Mushroom, bacon and tomato risotto: possibly the easiest, most amazing meal I have ever created. It’s so good that I can’t even believe I cooked it!

Bread: A year on and we’re still perfecting our bread making. We’ve watched You Tube demonstrations, trialed various kneading techniques and different types of flour. Bread making is certainly a science and we’re enjoying the experimenting.

Porridge: Creamy, consistent, easy. Place ingredients in the Thermie, turn her on, return in 6.5minutes.

Broccoli, apple, carrot & yoghurt salad: This amazing, healthy Thermie version of coleslaw takes ohhh about one minute to make. No more. Gorgeous and good for you.


  • Kate Bennie

    Best purchase I’ve ever made. I use mine all the time, it has paid for itself with savings from not buying packaged foods anymore. Absolutely LOVE IT!

  • ThermomixBlogger Helene

    Love the Thermomix kitchen machine AND your review of the demo. Great for people who are curious to see what it’s all about 😉 Isn’t it interesting how the price becomes inconsequential after we take delivery? Like most people I simply can’t imagine life without it and would rather do without my cooktop than live without a Thermomix.

  • Alice

    Hi Rosa, thanks for the comments. You’ve now had an insight into my approach to money … I like to round all prices DOWN, particularly big ones! The Australian Thermomix site says the machine was originally designed in France in 1970 however it’s now made by Vorwerk which as you mention is a German company.

  • Rosa

    Have to agree Thermomix is the best invention ever.
    Save on mess, save on money, save on electricity. no more additives because you know the ingredients. Can’t go past that.
    One little thing it’s German designed by Vorwerk and costs $1939. Just to be pedantic.

  • Megan

    Hi K, we have porrige every morning for brekkie, I just do 3/4 cup of oats to 1 cup of milk – or a little bit more & a pinch of salt. I don’t mill the oats & I cook it for 9mins @ 90 deg on speed 4 – always turns out perfect – thick, smooth & creamy

  • Alice

    HI K, I’ve experimented with liquid amounts a little but i usually add about 140g of milk and about 300-400 of water to about 120g of oats. It seems to work best if you whizz the oats first to chop them a bit. Maybe you’re putting too much liquid in? Definitely the milk makes it creamier though!

  • K

    I would love your tips on porridge as I still do mine in the microwave as just seems too watery in the thermomix.

  • Erica @ Mixotrophy

    Great post.
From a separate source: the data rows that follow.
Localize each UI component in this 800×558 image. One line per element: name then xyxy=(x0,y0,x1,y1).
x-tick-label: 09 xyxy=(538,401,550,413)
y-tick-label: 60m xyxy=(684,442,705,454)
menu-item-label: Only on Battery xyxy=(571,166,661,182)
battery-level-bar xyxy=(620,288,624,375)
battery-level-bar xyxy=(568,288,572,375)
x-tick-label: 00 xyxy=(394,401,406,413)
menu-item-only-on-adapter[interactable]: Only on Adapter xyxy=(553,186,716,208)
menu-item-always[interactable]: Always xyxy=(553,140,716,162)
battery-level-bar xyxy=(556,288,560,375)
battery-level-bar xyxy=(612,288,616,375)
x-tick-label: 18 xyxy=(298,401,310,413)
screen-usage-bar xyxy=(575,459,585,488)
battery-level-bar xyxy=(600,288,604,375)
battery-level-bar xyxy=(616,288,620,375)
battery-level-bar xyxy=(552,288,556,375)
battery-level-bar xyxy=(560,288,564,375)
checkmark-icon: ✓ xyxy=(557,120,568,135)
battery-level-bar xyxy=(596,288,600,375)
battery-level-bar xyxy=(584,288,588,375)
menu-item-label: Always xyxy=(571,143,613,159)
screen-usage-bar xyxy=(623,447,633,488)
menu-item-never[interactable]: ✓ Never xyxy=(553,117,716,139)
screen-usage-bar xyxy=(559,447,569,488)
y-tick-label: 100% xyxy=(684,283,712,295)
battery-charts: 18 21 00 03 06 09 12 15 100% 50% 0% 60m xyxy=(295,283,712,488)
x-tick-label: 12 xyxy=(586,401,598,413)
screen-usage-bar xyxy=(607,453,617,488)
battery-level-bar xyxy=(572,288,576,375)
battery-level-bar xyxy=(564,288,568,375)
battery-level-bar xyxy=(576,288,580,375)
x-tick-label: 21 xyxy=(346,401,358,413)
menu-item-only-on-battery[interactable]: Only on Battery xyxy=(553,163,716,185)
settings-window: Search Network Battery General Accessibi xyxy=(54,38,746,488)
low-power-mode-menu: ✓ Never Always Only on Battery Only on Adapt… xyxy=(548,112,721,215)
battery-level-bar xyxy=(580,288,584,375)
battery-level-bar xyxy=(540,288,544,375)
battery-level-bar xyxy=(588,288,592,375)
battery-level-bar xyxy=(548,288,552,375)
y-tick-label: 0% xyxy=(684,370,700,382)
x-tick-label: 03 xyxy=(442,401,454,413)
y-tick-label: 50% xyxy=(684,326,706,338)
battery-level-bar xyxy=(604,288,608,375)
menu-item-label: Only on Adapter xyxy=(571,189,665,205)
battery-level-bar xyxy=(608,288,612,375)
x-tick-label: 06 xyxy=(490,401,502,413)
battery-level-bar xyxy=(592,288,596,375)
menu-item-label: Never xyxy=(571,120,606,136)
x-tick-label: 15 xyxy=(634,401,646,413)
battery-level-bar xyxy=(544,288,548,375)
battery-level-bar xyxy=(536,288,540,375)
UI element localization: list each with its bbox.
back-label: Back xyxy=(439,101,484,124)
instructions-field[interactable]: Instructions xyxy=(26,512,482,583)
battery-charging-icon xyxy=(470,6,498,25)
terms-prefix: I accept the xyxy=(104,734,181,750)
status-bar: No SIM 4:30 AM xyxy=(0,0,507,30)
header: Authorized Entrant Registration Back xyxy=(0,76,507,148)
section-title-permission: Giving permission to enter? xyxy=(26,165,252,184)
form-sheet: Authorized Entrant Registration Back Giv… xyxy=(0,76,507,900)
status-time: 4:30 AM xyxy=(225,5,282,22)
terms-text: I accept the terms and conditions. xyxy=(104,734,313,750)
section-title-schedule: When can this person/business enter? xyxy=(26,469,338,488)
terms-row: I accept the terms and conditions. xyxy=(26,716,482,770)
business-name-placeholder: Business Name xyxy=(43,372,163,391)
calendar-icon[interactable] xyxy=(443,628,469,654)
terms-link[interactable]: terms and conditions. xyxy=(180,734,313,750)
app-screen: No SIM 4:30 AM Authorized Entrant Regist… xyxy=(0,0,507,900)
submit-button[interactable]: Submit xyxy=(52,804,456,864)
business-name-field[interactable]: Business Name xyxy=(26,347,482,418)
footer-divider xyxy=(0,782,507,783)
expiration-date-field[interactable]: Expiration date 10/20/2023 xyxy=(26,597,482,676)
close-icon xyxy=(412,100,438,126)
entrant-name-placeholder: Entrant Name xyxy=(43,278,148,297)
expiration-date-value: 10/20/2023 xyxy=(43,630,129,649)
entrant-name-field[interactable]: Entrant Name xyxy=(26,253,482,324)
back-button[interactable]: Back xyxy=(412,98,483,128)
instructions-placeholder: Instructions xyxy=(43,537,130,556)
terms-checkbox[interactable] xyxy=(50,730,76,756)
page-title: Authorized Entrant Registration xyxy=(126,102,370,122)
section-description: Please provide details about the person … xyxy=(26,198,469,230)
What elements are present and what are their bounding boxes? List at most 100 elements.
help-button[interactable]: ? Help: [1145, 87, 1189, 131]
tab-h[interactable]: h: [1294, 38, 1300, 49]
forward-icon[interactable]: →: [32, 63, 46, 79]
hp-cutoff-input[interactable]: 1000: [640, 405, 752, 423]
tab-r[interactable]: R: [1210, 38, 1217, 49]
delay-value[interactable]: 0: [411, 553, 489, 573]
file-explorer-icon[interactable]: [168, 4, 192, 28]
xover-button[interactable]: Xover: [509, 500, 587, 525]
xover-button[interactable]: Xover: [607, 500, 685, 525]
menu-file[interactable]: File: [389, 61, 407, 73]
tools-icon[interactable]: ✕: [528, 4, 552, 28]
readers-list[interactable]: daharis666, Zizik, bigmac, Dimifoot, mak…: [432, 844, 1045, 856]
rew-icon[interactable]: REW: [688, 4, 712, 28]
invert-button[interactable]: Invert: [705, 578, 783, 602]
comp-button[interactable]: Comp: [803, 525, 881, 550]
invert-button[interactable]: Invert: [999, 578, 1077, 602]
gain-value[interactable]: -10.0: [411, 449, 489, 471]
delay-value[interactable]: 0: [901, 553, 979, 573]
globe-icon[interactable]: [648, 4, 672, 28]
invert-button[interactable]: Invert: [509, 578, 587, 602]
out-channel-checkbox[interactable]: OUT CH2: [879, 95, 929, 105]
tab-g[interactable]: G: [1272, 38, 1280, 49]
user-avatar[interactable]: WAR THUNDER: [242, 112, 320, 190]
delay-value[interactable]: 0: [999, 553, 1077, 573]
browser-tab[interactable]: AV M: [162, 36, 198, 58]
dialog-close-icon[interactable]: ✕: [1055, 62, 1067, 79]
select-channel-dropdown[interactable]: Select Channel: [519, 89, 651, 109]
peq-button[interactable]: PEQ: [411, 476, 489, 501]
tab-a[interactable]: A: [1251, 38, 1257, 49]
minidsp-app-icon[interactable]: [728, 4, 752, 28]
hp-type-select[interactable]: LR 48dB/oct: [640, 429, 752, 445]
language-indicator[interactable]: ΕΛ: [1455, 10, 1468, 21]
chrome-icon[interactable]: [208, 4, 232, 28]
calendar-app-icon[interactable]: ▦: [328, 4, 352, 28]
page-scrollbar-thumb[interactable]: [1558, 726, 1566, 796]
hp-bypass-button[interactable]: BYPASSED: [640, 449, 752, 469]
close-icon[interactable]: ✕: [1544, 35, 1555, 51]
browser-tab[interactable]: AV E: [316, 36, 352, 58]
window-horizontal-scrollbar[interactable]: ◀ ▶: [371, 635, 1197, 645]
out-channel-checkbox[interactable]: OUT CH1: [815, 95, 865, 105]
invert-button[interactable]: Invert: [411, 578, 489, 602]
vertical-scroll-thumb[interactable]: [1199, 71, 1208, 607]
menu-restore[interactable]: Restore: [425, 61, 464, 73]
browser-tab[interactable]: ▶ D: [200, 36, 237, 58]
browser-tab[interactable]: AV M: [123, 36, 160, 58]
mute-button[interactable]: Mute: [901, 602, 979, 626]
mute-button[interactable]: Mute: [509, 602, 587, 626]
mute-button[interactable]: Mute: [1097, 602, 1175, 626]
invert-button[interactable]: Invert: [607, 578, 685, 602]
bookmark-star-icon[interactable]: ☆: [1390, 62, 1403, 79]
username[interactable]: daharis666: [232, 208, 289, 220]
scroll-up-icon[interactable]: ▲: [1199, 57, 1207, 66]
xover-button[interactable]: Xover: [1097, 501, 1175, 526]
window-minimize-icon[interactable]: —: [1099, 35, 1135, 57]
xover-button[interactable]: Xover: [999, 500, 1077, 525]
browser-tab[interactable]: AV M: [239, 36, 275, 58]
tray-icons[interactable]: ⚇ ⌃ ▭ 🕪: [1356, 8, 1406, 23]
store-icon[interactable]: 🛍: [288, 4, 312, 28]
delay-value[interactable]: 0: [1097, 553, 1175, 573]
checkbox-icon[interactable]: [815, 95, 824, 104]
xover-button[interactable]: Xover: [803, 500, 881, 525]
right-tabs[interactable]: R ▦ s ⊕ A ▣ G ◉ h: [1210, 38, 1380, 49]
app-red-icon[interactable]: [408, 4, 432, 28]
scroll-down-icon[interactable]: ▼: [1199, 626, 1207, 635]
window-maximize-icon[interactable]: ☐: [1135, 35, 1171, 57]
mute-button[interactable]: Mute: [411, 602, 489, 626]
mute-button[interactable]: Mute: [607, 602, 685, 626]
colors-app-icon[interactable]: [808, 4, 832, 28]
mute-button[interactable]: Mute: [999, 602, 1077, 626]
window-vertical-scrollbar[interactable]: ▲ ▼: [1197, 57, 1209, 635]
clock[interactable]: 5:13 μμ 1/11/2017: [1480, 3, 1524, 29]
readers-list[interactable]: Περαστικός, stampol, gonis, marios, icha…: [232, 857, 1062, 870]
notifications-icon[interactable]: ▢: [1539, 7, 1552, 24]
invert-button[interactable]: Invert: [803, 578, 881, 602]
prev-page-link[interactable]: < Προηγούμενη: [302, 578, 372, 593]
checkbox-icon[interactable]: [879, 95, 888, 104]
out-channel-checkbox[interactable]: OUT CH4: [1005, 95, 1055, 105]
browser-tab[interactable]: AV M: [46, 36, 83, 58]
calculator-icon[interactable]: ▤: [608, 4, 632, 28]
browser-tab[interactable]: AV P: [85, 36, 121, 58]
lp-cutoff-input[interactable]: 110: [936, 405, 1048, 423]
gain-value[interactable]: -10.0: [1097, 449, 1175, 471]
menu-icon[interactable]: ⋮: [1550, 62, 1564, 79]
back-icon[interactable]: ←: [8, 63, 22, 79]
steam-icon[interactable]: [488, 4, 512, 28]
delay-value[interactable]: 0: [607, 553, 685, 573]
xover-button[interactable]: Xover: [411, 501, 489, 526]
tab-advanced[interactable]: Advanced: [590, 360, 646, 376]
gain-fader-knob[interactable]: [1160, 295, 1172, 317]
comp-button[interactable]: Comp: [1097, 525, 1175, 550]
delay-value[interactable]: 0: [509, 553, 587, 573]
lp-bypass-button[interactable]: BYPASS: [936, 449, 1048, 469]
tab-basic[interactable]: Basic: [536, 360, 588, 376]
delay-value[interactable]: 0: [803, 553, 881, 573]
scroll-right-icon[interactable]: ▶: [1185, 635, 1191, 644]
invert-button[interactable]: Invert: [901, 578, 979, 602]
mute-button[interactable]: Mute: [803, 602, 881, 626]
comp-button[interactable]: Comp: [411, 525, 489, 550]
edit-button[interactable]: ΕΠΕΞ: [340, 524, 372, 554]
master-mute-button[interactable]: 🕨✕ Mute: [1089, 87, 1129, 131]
It’s a tough call isn’t it??! Curtis Stone or a Thermomix… Curtis Stone or a Thermomix…
    I guess when you think about it, while there is only one Curtis Stone, everyone has the oportunity of owning their own Thermomix and enjoying all the benefits 🙂

  • Melissa

    I love mine too! I love that I can cook WHOLE food so conveniently. We use it every day.

    While I have yet to write a full blog post about it (although I would like to, but it’s a bit off topic) I have been very politely asked by the lovely ladies at my playgroup to please, to quit bragging about all it can do! Ha ha!

    I could probably live without my car. But I would have trouble giving up my “powertool!”